The original sidescan-sonar image of survey H11044 offshore from Millford, CT, included areas of differing backscatter that appear to be related to system settings (possibly gain changes) or the flight position of the tow fish (possibly a slight roll of the tow fish to either port or starboard) and not to differences in the properties of surficial sea-floor sediment (McMullen and others, 2005; fig. 4). To enhance the imagery, the grayscale range of these areas was adjusted, as opposed to modifying individual sidescan-sonar lines.

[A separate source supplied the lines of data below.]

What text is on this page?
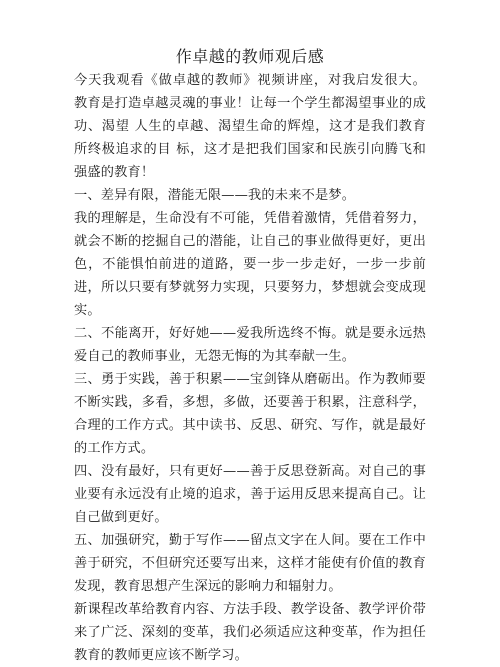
作卓越的教师观后感

今天我观看《做卓越的教师》视频讲座，对我启发很大。 教育是打造卓越灵魂的事业！让每一个学生都渴望事业的成功、渴望 人生的卓越、渴望生命的辉煌，这才是我们教育所终极追求的目 标，这才是把我们国家和民族引向腾飞和强盛的教育！

一、差异有限，潜能无限——我的未来不是梦。

我的理解是，生命没有不可能，凭借着激情，凭借着努力，就会不断的挖掘自己的潜能，让自己的事业做得更好，更出色，不能惧怕前进的道路，要一步一步走好，一步一步前进，所以只要有梦就努力实现，只要努力，梦想就会变成现实。

二、不能离开，好好她——爱我所选终不悔。就是要永远热爱自己的教师事业，无怨无悔的为其奉献一生。

三、勇于实践，善于积累——宝剑锋从磨砺出。作为教师要不断实践，多看，多想，多做，还要善于积累，注意科学，合理的工作方式。其中读书、反思、研究、写作，就是最好的工作方式。

四、没有最好，只有更好——善于反思登新高。对自己的事业要有永远没有止境的追求，善于运用反思来提高自己。让自己做到更好。

五、加强研究，勤于写作——留点文字在人间。要在工作中善于研究，不但研究还要写出来，这样才能使有价值的教育发现，教育思想产生深远的影响力和辐射力。

新课程改革给教育内容、方法手段、教学设备、教学评价带来了广泛、深刻的变革，我们必须适应这种变革，作为担任教育的教师更应该不断学习。
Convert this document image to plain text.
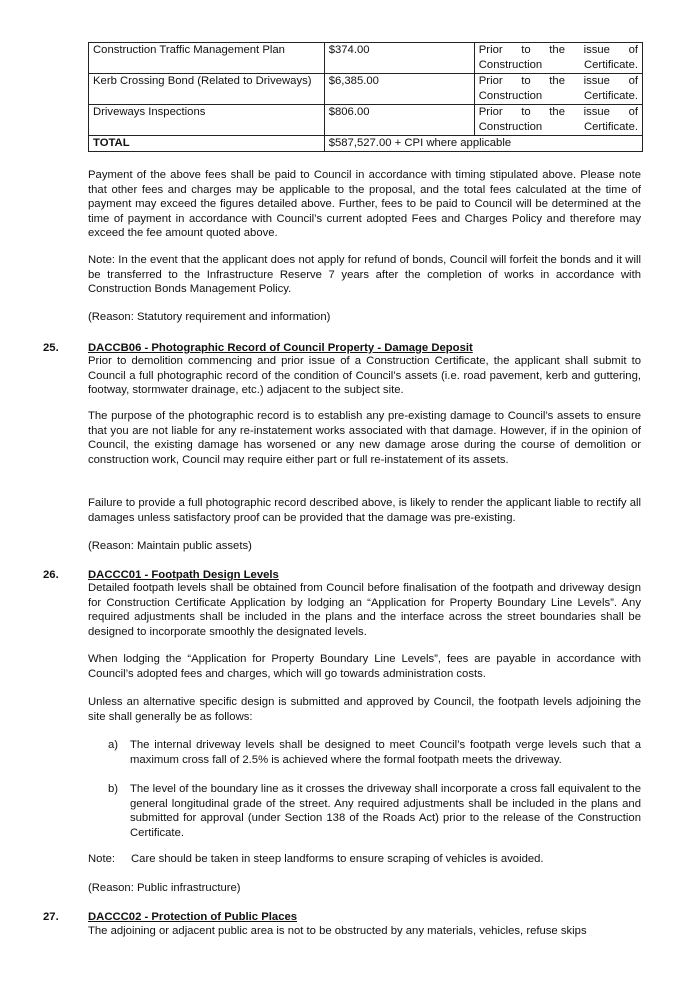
Construction Traffic Management Plan	$374.00	Prior to the issue of Construction Certificate.
Kerb Crossing Bond (Related to Driveways)	$6,385.00	Prior to the issue of Construction Certificate.
Driveways Inspections	$806.00	Prior to the issue of Construction Certificate.
TOTAL	$587,527.00 + CPI where applicable	
Payment of the above fees shall be paid to Council in accordance with timing stipulated above. Please note that other fees and charges may be applicable to the proposal, and the total fees calculated at the time of payment may exceed the figures detailed above. Further, fees to be paid to Council will be determined at the time of payment in accordance with Council’s current adopted Fees and Charges Policy and therefore may exceed the fee amount quoted above.
Note: In the event that the applicant does not apply for refund of bonds, Council will forfeit the bonds and it will be transferred to the Infrastructure Reserve 7 years after the completion of works in accordance with Construction Bonds Management Policy.
(Reason: Statutory requirement and information)
25.	DACCB06 - Photographic Record of Council Property - Damage Deposit
Prior to demolition commencing and prior issue of a Construction Certificate, the applicant shall submit to Council a full photographic record of the condition of Council’s assets (i.e. road pavement, kerb and guttering, footway, stormwater drainage, etc.) adjacent to the subject site.
The purpose of the photographic record is to establish any pre-existing damage to Council’s assets to ensure that you are not liable for any re-instatement works associated with that damage. However, if in the opinion of Council, the existing damage has worsened or any new damage arose during the course of demolition or construction work, Council may require either part or full re-instatement of its assets.
Failure to provide a full photographic record described above, is likely to render the applicant liable to rectify all damages unless satisfactory proof can be provided that the damage was pre-existing.
(Reason: Maintain public assets)
26.	DACCC01 - Footpath Design Levels
Detailed footpath levels shall be obtained from Council before finalisation of the footpath and driveway design for Construction Certificate Application by lodging an “Application for Property Boundary Line Levels”. Any required adjustments shall be included in the plans and the interface across the street boundaries shall be designed to incorporate smoothly the designated levels.
When lodging the “Application for Property Boundary Line Levels”, fees are payable in accordance with Council’s adopted fees and charges, which will go towards administration costs.
Unless an alternative specific design is submitted and approved by Council, the footpath levels adjoining the site shall generally be as follows:
a) The internal driveway levels shall be designed to meet Council’s footpath verge levels such that a maximum cross fall of 2.5% is achieved where the formal footpath meets the driveway.
b) The level of the boundary line as it crosses the driveway shall incorporate a cross fall equivalent to the general longitudinal grade of the street. Any required adjustments shall be included in the plans and submitted for approval (under Section 138 of the Roads Act) prior to the release of the Construction Certificate.
Note:	Care should be taken in steep landforms to ensure scraping of vehicles is avoided.
(Reason: Public infrastructure)
27.	DACCC02 - Protection of Public Places
The adjoining or adjacent public area is not to be obstructed by any materials, vehicles, refuse skips
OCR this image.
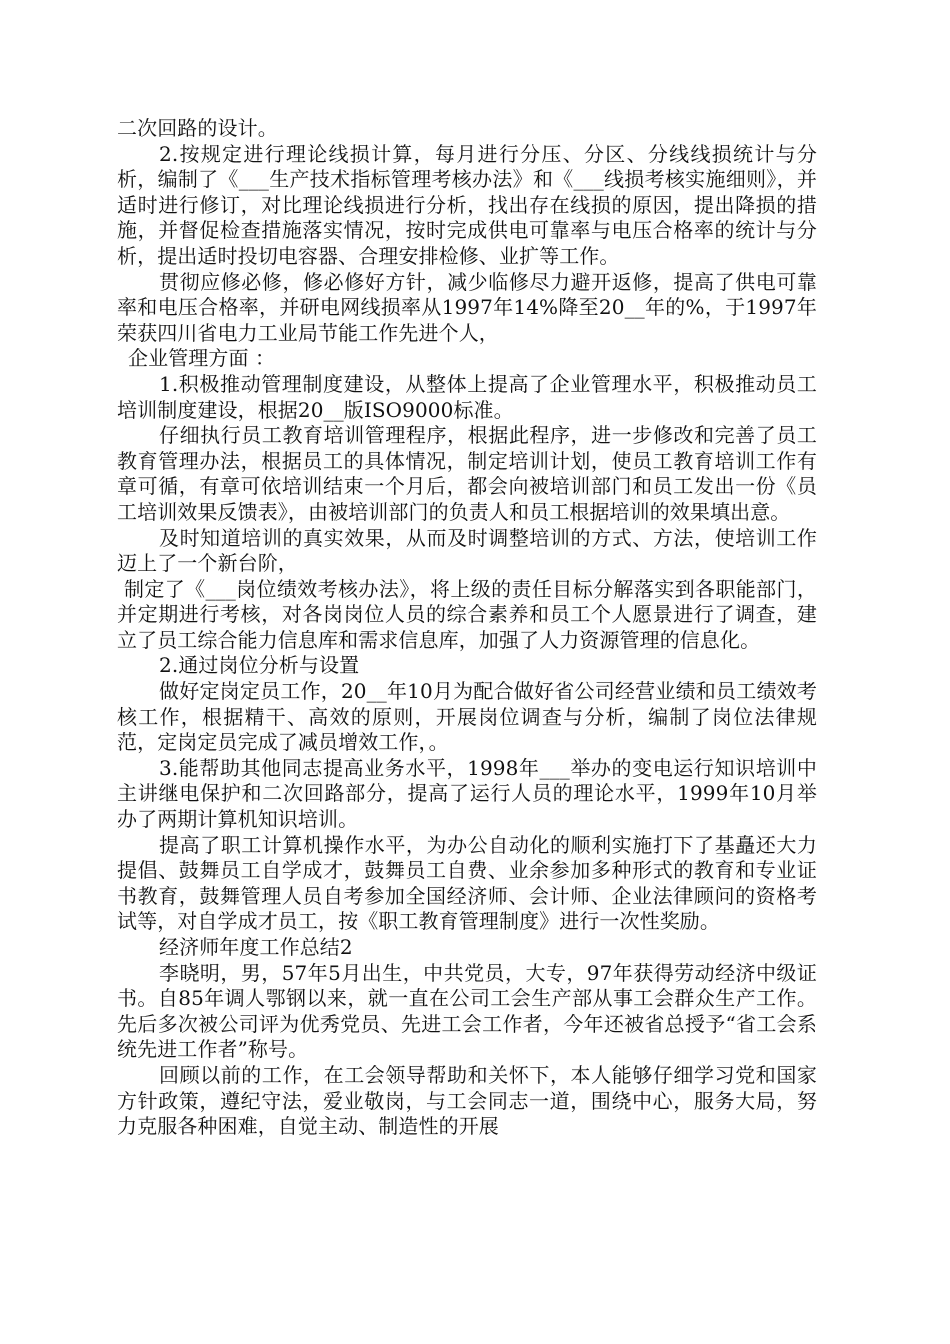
二次回路的设计。

2.按规定进行理论线损计算，每月进行分压、分区、分线线损统计与分析，编制了《___生产技术指标管理考核办法》和《___线损考核实施细则》，并适时进行修订，对比理论线损进行分析，找出存在线损的原因，提出降损的措施，并督促检查措施落实情况，按时完成供电可靠率与电压合格率的统计与分析，提出适时投切电容器、合理安排检修、业扩等工作。

贯彻应修必修，修必修好方针，减少临修尽力避开返修，提高了供电可靠率和电压合格率，并研电网线损率从1997年14%降至20__年的%，于1997年荣获四川省电力工业局节能工作先进个人，

企业管理方面 ：

1.积极推动管理制度建设，从整体上提高了企业管理水平，积极推动员工培训制度建设，根据20__版ISO9000标准。

仔细执行员工教育培训管理程序，根据此程序，进一步修改和完善了员工教育管理办法，根据员工的具体情况，制定培训计划，使员工教育培训工作有章可循，有章可依培训结束一个月后，都会向被培训部门和员工发出一份《员工培训效果反馈表》，由被培训部门的负责人和员工根据培训的效果填出意。

及时知道培训的真实效果，从而及时调整培训的方式、方法，使培训工作迈上了一个新台阶，

制定了《___岗位绩效考核办法》，将上级的责任目标分解落实到各职能部门，并定期进行考核，对各岗岗位人员的综合素养和员工个人愿景进行了调查，建立了员工综合能力信息库和需求信息库，加强了人力资源管理的信息化。

2.通过岗位分析与设置

做好定岗定员工作，20__年10月为配合做好省公司经营业绩和员工绩效考核工作，根据精干、高效的原则，开展岗位调查与分析，编制了岗位法律规范，定岗定员完成了减员增效工作，。

3.能帮助其他同志提高业务水平，1998年___举办的变电运行知识培训中主讲继电保护和二次回路部分，提高了运行人员的理论水平，1999年10月举办了两期计算机知识培训。

提高了职工计算机操作水平，为办公自动化的顺利实施打下了基矗还大力提倡、鼓舞员工自学成才，鼓舞员工自费、业余参加多种形式的教育和专业证书教育，鼓舞管理人员自考参加全国经济师、会计师、企业法律顾问的资格考试等，对自学成才员工，按《职工教育管理制度》进行一次性奖励。

经济师年度工作总结2

李晓明，男，57年5月出生，中共党员，大专，97年获得劳动经济中级证书。自85年调人鄂钢以来，就一直在公司工会生产部从事工会群众生产工作。先后多次被公司评为优秀党员、先进工会工作者，今年还被省总授予“省工会系统先进工作者”称号。

回顾以前的工作，在工会领导帮助和关怀下，本人能够仔细学习党和国家方针政策，遵纪守法，爱业敬岗，与工会同志一道，围绕中心，服务大局，努力克服各种困难，自觉主动、制造性的开展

The grayscale range of several isolated sidescan-sonar lines and segments was adjusted individually to match the tones of surrounding lines. The resulting enhanced imagery clearly delineates boundaries of backscatter tones and patterns, such as an area of high backscatter associated with an elongated bathymetric high in the northern part of the survey area (fig. 5).

The original sidescan-sonar image of survey H11045 offshore from Bridgeport, CT, included large areas in which every other line was lighter than surrounding lines, creating a striped appearance (fig. 6). The enhanced image minimized this striping by adjusting grayscale ranges so that they are more consistent with adjacent lines and removed tonal artifacts probably related to system settings in the northern part of the survey. These adjustments made sand waves and trawl marks more apparent (fig. 7).

Enhancing the imagery has minimized and corrected many of the backscatter-tone inconsistencies mostly related to environmental noise and system settings. The enhanced sidescan-sonar imagery will benefit future studies, such as the mapping of habitats and contaminant distributions, that require accurate representation of the true backscatter trends in these areas.